# themed enclosures



## tyson001 (Jan 22, 2012)

thinking of making a themed enclosure just looking for some inspiration if you have any themed enclosure you would like to throw up here would be greatly appreciated i'm sure i am not the only one looking for inspiration or just interested.


----------



## Raddy318 (Jan 22, 2012)

check out stein enclosures! they have some amazing enclosures & some amazing themes


----------



## tyson001 (Jan 22, 2012)

i meant more along the lines of like street or castle or skulls or something like that.


----------



## Raddy318 (Jan 22, 2012)

ahh okay, thats a diffrent one haha ive seen a pirate ship theme


----------



## JungleManSam (Jan 22, 2012)

Lizard Landscapes has some cool things you can build as far as cities and castles go, they have a pirate ship i think as well. They also have neat things like volcanos, give them a look  Lizard care, and fake rock wall landscapes


----------



## Ryant16 (Jan 22, 2012)

Someone on here once said an ice theme.

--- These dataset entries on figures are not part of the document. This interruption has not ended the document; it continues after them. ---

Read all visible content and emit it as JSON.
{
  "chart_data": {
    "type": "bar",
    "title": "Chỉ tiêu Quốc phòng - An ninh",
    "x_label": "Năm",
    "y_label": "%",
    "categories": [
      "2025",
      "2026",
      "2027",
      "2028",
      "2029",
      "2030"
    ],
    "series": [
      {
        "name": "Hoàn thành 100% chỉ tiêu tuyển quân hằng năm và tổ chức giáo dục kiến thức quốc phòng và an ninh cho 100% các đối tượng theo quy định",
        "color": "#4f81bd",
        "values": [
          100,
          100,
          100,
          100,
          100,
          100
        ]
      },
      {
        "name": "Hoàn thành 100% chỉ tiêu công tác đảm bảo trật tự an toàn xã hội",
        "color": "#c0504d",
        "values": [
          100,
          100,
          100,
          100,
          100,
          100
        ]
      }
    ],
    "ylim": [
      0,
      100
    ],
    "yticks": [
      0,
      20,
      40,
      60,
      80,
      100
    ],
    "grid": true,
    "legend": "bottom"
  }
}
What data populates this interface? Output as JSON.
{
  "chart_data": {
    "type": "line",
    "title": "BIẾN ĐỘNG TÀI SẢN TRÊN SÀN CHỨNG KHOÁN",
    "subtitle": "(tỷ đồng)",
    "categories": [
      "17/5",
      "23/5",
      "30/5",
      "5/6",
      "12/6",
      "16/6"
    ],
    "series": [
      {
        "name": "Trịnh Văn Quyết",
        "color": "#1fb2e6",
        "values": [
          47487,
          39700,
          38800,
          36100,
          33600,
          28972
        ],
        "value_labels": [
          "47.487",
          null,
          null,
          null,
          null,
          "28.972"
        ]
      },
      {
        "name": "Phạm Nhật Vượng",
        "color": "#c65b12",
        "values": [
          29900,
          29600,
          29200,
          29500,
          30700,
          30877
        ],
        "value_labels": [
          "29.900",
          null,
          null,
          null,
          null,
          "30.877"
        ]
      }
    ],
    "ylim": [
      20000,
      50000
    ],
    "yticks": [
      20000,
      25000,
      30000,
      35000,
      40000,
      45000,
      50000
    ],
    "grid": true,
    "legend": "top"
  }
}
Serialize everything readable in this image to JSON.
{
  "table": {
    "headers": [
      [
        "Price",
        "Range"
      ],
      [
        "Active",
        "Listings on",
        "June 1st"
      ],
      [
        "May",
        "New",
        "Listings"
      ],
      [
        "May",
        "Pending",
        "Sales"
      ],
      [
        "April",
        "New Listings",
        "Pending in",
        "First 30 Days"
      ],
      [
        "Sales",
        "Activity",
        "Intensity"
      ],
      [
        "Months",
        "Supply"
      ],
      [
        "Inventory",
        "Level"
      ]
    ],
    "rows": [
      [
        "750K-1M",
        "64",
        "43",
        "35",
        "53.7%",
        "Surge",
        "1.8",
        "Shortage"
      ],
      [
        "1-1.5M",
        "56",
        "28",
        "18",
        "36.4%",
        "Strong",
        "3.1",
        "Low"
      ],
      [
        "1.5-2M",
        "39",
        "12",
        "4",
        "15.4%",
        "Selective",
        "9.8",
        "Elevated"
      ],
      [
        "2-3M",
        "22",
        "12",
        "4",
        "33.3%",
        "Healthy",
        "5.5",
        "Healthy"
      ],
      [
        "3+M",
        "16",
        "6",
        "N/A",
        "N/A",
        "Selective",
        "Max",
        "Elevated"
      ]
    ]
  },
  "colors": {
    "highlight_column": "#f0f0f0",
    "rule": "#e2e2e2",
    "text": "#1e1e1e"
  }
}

It would be cool to see that happen


----------



## shea_and_ruby (Jan 23, 2012)

hubby has done a shed theme and is currently working on an underground mined themed one


----------



## tyson001 (Jan 23, 2012)

cool would love to see when finished


----------



## shea_and_ruby (Jan 23, 2012)

this is the shed one



still waiting for snakey to get big enough for it. hubby is in the process of making another one up to sell, will be finished off tonight! the mine one is just a shell at the moment, waiting for some render and decent weather (stupid sydney!!)


----------